Having revealed that Trott celebrated with the South Africans when they won the Test series in England in 2008, and that “it hit home what English cricket has become like”, Vaughan was having a pop at England’s open-door policy towards overseas opportunists.

He was not the first to cast aspersions on Trott’s patriotism. During Trott’s Test debut at the Oval in August, Ricky Ponting strolled past him and said loudly enough to wicketkeeper Brad Haddin to ensure Trott overheard: “Does he speak like a Pom or a Yarpy?”

Undeterred, Trott contributed a confident 41 in his first Test innings, and that unflappable, Ashes-clinching hundred in his second. What he achieved on such an occasion is a testament to him and the men who chose him and should eclipse any doubts about an expatriate South African’s commitment to the England cause.

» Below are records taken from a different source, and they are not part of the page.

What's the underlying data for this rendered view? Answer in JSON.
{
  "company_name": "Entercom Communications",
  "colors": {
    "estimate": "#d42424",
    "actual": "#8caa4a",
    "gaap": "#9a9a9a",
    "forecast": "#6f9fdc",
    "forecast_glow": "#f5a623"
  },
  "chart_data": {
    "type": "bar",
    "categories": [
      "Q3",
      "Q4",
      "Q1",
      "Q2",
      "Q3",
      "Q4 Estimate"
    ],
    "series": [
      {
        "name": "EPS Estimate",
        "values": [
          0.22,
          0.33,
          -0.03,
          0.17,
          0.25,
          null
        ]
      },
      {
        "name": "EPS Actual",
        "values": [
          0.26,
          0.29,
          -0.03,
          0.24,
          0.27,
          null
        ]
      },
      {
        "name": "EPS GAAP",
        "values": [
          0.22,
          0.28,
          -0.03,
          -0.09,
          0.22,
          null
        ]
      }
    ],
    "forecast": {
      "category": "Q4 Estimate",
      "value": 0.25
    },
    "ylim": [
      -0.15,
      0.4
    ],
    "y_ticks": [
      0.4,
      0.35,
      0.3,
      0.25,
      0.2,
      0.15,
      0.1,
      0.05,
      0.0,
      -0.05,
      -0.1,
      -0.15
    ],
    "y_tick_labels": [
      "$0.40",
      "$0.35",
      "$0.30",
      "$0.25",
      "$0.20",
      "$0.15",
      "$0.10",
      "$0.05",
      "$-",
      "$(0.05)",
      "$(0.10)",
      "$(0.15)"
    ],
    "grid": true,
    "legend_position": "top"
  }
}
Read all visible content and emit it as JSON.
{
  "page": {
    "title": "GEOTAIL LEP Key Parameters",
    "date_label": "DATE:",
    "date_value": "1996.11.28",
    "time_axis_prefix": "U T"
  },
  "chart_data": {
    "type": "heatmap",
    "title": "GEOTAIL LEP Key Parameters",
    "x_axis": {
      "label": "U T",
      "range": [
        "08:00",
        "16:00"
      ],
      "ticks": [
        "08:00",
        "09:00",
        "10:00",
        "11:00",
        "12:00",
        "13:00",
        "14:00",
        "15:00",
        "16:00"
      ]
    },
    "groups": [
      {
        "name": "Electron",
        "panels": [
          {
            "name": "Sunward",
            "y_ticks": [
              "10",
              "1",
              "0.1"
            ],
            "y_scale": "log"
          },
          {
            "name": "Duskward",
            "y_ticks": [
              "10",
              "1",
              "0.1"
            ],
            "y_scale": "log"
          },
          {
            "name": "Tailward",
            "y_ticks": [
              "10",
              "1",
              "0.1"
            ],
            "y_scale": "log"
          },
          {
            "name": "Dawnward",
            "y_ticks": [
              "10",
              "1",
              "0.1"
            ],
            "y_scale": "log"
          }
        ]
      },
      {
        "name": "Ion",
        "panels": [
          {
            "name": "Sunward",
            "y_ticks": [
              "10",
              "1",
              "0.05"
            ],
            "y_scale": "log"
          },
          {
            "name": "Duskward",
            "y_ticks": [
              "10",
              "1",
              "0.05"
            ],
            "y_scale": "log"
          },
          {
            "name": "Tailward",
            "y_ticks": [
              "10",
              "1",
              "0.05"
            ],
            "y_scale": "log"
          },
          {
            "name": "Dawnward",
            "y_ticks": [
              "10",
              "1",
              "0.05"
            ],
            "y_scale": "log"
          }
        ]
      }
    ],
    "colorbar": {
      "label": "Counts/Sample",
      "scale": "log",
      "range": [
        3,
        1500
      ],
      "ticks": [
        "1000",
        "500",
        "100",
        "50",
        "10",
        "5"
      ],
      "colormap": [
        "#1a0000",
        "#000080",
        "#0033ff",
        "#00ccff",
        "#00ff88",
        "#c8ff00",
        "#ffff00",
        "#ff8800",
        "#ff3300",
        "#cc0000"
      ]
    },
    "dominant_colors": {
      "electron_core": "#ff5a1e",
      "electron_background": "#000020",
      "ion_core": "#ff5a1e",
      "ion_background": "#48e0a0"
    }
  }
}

We have been here many times before. There was a vivid irony in the 1890s when KS Ranjitsinjhi, born and raised in India but making mountains of runs for Cambridge University and Sussex, was blocked from England selection by the president of the MCC, Lord Harris, because he said only “native-born” players could be chosen.

Harris, a former England captain, was born in Trinidad. Harris was overruled for the next Test, and Ranji exceeded even Trott’s debut, making 62 and 154 not out.